“Mi piace una Chiesa italiana inquieta, sempre più vicina agli abbandonati, ai dimenticati, agli imperfetti. Desidero una Chiesa lieta col volto di mamma, che comprende, accompagna, accarezza. Sognate anche voi questa Chiesa, credete in essa, innovate con libertà”. Papa Francesco, nel novembre del 2015, si rivolgeva con queste parole ai delegati del Convegno Ecclesiale di Firenze.

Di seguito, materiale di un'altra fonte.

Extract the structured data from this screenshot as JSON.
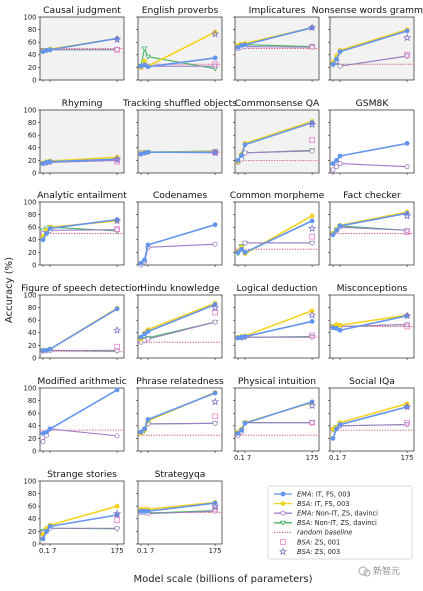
{
  "figure": {
    "ylabel": "Accuracy (%)",
    "xlabel": "Model scale (billions of parameters)",
    "watermark": "新智元"
  },
  "colors": {
    "ema": "#6495ED",
    "bsa": "#F5D31E",
    "ema_nonit": "#A07CC8",
    "bsa_nonit": "#45B566",
    "baseline": "#D9506A",
    "bsa_zs001": "#E87FC9",
    "bsa_zs003": "#7E74C6",
    "panel_bg": "#F2F2F2"
  },
  "legend": {
    "entries": [
      {
        "key": "ema",
        "name": "EMA: IT, FS, 003",
        "marker": "circle-filled",
        "line": "solid"
      },
      {
        "key": "bsa",
        "name": "BSA: IT, FS, 003",
        "marker": "circle-filled",
        "line": "solid"
      },
      {
        "key": "ema_nonit",
        "name": "EMA: Non-IT, ZS, davinci",
        "marker": "circle-open",
        "line": "solid"
      },
      {
        "key": "bsa_nonit",
        "name": "BSA: Non-IT, ZS, davinci",
        "marker": "triangle-open",
        "line": "solid"
      },
      {
        "key": "baseline",
        "name": "random baseline",
        "marker": "none",
        "line": "dotted"
      },
      {
        "key": "bsa_zs001",
        "name": "BSA: ZS, 001",
        "marker": "square-open",
        "line": "none"
      },
      {
        "key": "bsa_zs003",
        "name": "BSA: ZS, 003",
        "marker": "star-open",
        "line": "none"
      }
    ]
  },
  "chart_data": {
    "type": "line",
    "x": [
      0.1,
      1,
      7,
      175
    ],
    "xticks": [
      "0.1",
      "1",
      "7",
      "175"
    ],
    "ylim": [
      0,
      100
    ],
    "yticks": [
      "0",
      "20",
      "40",
      "60",
      "80",
      "100"
    ],
    "layout": "grid 6 rows x 4 columns",
    "panels": [
      {
        "title": "Causal judgment",
        "baseline": 50,
        "shaded": true,
        "series": {
          "ema": [
            45,
            47,
            48,
            66
          ],
          "bsa": [
            46,
            47,
            49,
            66
          ],
          "ema_nonit": [
            47,
            47,
            48,
            48
          ],
          "bsa_nonit": [
            47,
            47,
            48,
            48
          ]
        },
        "zs001": 48,
        "zs003": 64
      },
      {
        "title": "English proverbs",
        "baseline": 25,
        "shaded": true,
        "series": {
          "ema": [
            22,
            24,
            21,
            35
          ],
          "bsa": [
            20,
            30,
            22,
            76
          ],
          "ema_nonit": [
            20,
            24,
            22,
            22
          ],
          "bsa_nonit": [
            22,
            50,
            37,
            18
          ]
        },
        "zs001": 25,
        "zs003": 73
      },
      {
        "title": "Implicatures",
        "baseline": 50,
        "shaded": true,
        "series": {
          "ema": [
            52,
            55,
            56,
            83
          ],
          "bsa": [
            55,
            57,
            58,
            83
          ],
          "ema_nonit": [
            50,
            52,
            53,
            52
          ],
          "bsa_nonit": [
            53,
            56,
            56,
            53
          ]
        },
        "zs001": 53,
        "zs003": 83
      },
      {
        "title": "Nonsense words grammar",
        "baseline": 25,
        "shaded": true,
        "series": {
          "ema": [
            25,
            33,
            45,
            78
          ],
          "bsa": [
            28,
            38,
            47,
            80
          ],
          "ema_nonit": [
            25,
            30,
            22,
            38
          ],
          "bsa_nonit": [
            24,
            28,
            22,
            38
          ]
        },
        "zs001": 40,
        "zs003": 67
      },
      {
        "title": "Rhyming",
        "baseline": null,
        "shaded": true,
        "series": {
          "ema": [
            15,
            17,
            18,
            22
          ],
          "bsa": [
            16,
            18,
            19,
            25
          ],
          "ema_nonit": [
            15,
            16,
            17,
            20
          ],
          "bsa_nonit": [
            15,
            16,
            18,
            21
          ]
        },
        "zs001": 18,
        "zs003": 22
      },
      {
        "title": "Tracking shuffled objects",
        "baseline": 33,
        "shaded": true,
        "series": {
          "ema": [
            30,
            32,
            33,
            33
          ],
          "bsa": [
            31,
            33,
            33,
            34
          ],
          "ema_nonit": [
            32,
            32,
            33,
            32
          ],
          "bsa_nonit": [
            31,
            32,
            33,
            35
          ]
        },
        "zs001": 33,
        "zs003": 32
      },
      {
        "title": "Commonsense QA",
        "baseline": 20,
        "shaded": true,
        "series": {
          "ema": [
            20,
            28,
            45,
            80
          ],
          "bsa": [
            18,
            30,
            47,
            82
          ],
          "ema_nonit": [
            17,
            22,
            32,
            35
          ],
          "bsa_nonit": [
            18,
            25,
            32,
            36
          ]
        },
        "zs001": 52,
        "zs003": 77
      },
      {
        "title": "GSM8K",
        "baseline": null,
        "shaded": false,
        "series": {
          "ema": [
            15,
            20,
            27,
            47
          ],
          "bsa": null,
          "ema_nonit": [
            5,
            10,
            15,
            10
          ],
          "bsa_nonit": null
        },
        "zs001": null,
        "zs003": null
      },
      {
        "title": "Analytic entailment",
        "baseline": 50,
        "shaded": false,
        "series": {
          "ema": [
            40,
            50,
            58,
            72
          ],
          "bsa": [
            45,
            55,
            60,
            70
          ],
          "ema_nonit": [
            50,
            52,
            55,
            56
          ],
          "bsa_nonit": [
            55,
            58,
            60,
            54
          ]
        },
        "zs001": 57,
        "zs003": 70
      },
      {
        "title": "Codenames",
        "baseline": null,
        "shaded": false,
        "series": {
          "ema": [
            3,
            8,
            32,
            64
          ],
          "bsa": null,
          "ema_nonit": [
            0,
            5,
            28,
            33
          ],
          "bsa_nonit": null
        },
        "zs001": null,
        "zs003": null
      },
      {
        "title": "Common morpheme",
        "baseline": 25,
        "shaded": false,
        "series": {
          "ema": [
            20,
            25,
            20,
            70
          ],
          "bsa": [
            22,
            28,
            18,
            78
          ],
          "ema_nonit": [
            22,
            25,
            35,
            35
          ],
          "bsa_nonit": [
            18,
            30,
            35,
            35
          ]
        },
        "zs001": 45,
        "zs003": 58
      },
      {
        "title": "Fact checker",
        "baseline": 50,
        "shaded": false,
        "series": {
          "ema": [
            48,
            55,
            62,
            82
          ],
          "bsa": [
            50,
            57,
            63,
            84
          ],
          "ema_nonit": [
            50,
            55,
            60,
            55
          ],
          "bsa_nonit": [
            50,
            56,
            62,
            55
          ]
        },
        "zs001": 52,
        "zs003": 78
      },
      {
        "title": "Figure of speech detection",
        "baseline": 10,
        "shaded": false,
        "series": {
          "ema": [
            12,
            12,
            14,
            78
          ],
          "bsa": [
            12,
            12,
            14,
            79
          ],
          "ema_nonit": [
            11,
            12,
            12,
            12
          ],
          "bsa_nonit": [
            12,
            12,
            12,
            11
          ]
        },
        "zs001": 18,
        "zs003": 44
      },
      {
        "title": "Hindu knowledge",
        "baseline": 25,
        "shaded": false,
        "series": {
          "ema": [
            33,
            38,
            42,
            85
          ],
          "bsa": [
            30,
            40,
            45,
            87
          ],
          "ema_nonit": [
            25,
            28,
            30,
            57
          ],
          "bsa_nonit": [
            28,
            30,
            32,
            57
          ]
        },
        "zs001": 72,
        "zs003": 80
      },
      {
        "title": "Logical deduction",
        "baseline": 33,
        "shaded": false,
        "series": {
          "ema": [
            32,
            33,
            34,
            58
          ],
          "bsa": [
            33,
            34,
            35,
            75
          ],
          "ema_nonit": [
            32,
            32,
            33,
            33
          ],
          "bsa_nonit": [
            32,
            32,
            33,
            34
          ]
        },
        "zs001": 36,
        "zs003": 68
      },
      {
        "title": "Misconceptions",
        "baseline": 50,
        "shaded": false,
        "series": {
          "ema": [
            48,
            47,
            44,
            67
          ],
          "bsa": [
            50,
            53,
            52,
            68
          ],
          "ema_nonit": [
            50,
            50,
            50,
            53
          ],
          "bsa_nonit": [
            50,
            50,
            50,
            53
          ]
        },
        "zs001": 50,
        "zs003": 67
      },
      {
        "title": "Modified arithmetic",
        "baseline": 33,
        "shaded": false,
        "series": {
          "ema": [
            28,
            30,
            35,
            97
          ],
          "bsa": null,
          "ema_nonit": [
            15,
            25,
            35,
            24
          ],
          "bsa_nonit": null
        },
        "zs001": null,
        "zs003": null
      },
      {
        "title": "Phrase relatedness",
        "baseline": 25,
        "shaded": false,
        "series": {
          "ema": [
            30,
            35,
            50,
            92
          ],
          "bsa": [
            28,
            33,
            48,
            93
          ],
          "ema_nonit": [
            30,
            35,
            43,
            44
          ],
          "bsa_nonit": [
            28,
            32,
            43,
            44
          ]
        },
        "zs001": 55,
        "zs003": 78
      },
      {
        "title": "Physical intuition",
        "baseline": 25,
        "shaded": false,
        "series": {
          "ema": [
            28,
            33,
            44,
            78
          ],
          "bsa": [
            30,
            35,
            45,
            77
          ],
          "ema_nonit": [
            25,
            30,
            45,
            45
          ],
          "bsa_nonit": [
            28,
            32,
            45,
            45
          ]
        },
        "zs001": 45,
        "zs003": 72
      },
      {
        "title": "Social IQa",
        "baseline": 33,
        "shaded": false,
        "series": {
          "ema": [
            20,
            35,
            42,
            70
          ],
          "bsa": [
            35,
            38,
            45,
            75
          ],
          "ema_nonit": [
            35,
            37,
            40,
            42
          ],
          "bsa_nonit": [
            33,
            38,
            40,
            42
          ]
        },
        "zs001": 45,
        "zs003": 70
      },
      {
        "title": "Strange stories",
        "baseline": null,
        "shaded": false,
        "series": {
          "ema": [
            8,
            20,
            28,
            46
          ],
          "bsa": [
            15,
            25,
            30,
            60
          ],
          "ema_nonit": [
            18,
            20,
            25,
            25
          ],
          "bsa_nonit": [
            20,
            22,
            25,
            24
          ]
        },
        "zs001": 38,
        "zs003": 48
      },
      {
        "title": "Strategyqa",
        "baseline": 50,
        "shaded": false,
        "series": {
          "ema": [
            52,
            52,
            52,
            65
          ],
          "bsa": [
            55,
            55,
            55,
            66
          ],
          "ema_nonit": [
            50,
            50,
            48,
            52
          ],
          "bsa_nonit": [
            50,
            50,
            49,
            53
          ]
        },
        "zs001": 55,
        "zs003": 60
      }
    ]
  }
}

Il Papa affidava alla comunità cristiana il compito di dare un contributo all’edificazione della società italiana che ha bisogno di una speranza che nasce dal dialogo.

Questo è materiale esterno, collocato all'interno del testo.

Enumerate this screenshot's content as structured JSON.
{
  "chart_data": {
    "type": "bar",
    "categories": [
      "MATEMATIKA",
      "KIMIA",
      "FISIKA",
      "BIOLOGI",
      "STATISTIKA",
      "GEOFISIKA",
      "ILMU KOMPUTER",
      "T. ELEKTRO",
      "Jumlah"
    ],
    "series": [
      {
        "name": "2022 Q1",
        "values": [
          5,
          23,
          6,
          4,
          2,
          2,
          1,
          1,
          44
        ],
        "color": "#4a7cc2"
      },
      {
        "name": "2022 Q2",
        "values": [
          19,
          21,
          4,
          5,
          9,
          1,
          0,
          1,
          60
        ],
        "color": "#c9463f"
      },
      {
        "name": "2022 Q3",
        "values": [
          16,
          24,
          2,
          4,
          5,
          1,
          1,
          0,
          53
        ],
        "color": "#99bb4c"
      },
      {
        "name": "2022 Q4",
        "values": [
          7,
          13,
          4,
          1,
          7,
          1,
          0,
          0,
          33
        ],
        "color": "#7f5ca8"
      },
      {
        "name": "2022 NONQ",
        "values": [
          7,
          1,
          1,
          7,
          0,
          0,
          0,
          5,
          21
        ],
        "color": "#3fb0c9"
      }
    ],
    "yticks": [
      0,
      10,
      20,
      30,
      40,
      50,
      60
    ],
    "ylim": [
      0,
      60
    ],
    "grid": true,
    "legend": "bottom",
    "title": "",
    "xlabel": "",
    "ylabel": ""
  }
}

Il tempo che viviamo non pare ispirato da questo stile: il referendum dello scorso 4 dicembre è il culmine di un’incapacità di creare un dialogo che potesse favorire un cambiamento, da tutti definito necessario, ma finito in secondo piano rispetto alla volontà di difendere un proprio spazio di agibilità politica.
In questo clima quale può essere il ruolo di cattolici? Dalla stagione del fermento diffuso dal basso che portò la Chiesa, attraverso il Concilio, a promuovere un rinnovamento evangelico e sociale, siamo progressivamente passati a una fase dominata da un Progetto Culturale che ha centralizzato e clericalizzato la presenza sociale della comunità ecclesiale, finendo per consumare un laicato cattolico che pare, come sostiene il direttore de “Il Regno” Gianfranco Brunelli, sempre più precario e timido nell’innovare e dare spessore sociale alla Chiesa che Francesco evocava a Firenze. Proprio il Papa si è preso sulle spalle il compito di trascinare la comunità ecclesiale fuori dalle secche, ma l’esito di questa traversata è tutt’altro che scontato. Il tempo che viviamo per questo richiede “cristiani coraggiosi”, espressione richiamata da un volume recentemente pubblicato da “In dialogo” con alcuni interventi sociali del cardinal Martini. Quest’ultimo, nel discorso alla città del 1997, raccomandava come fosse “importante dare rappresentanza alle esigenze di vera solidarietà e socialità che sole possono vincere l’aggressività degli esclusi e le paure della società”.
Lo stile del dialogo e la capacità di costruire relazioni sociali aperte ai più deboli sono probabilmente i primi passi concreti per un rinnovato impegno dei cattolici nella complicata fase sociale e politica che stiamo vivendo.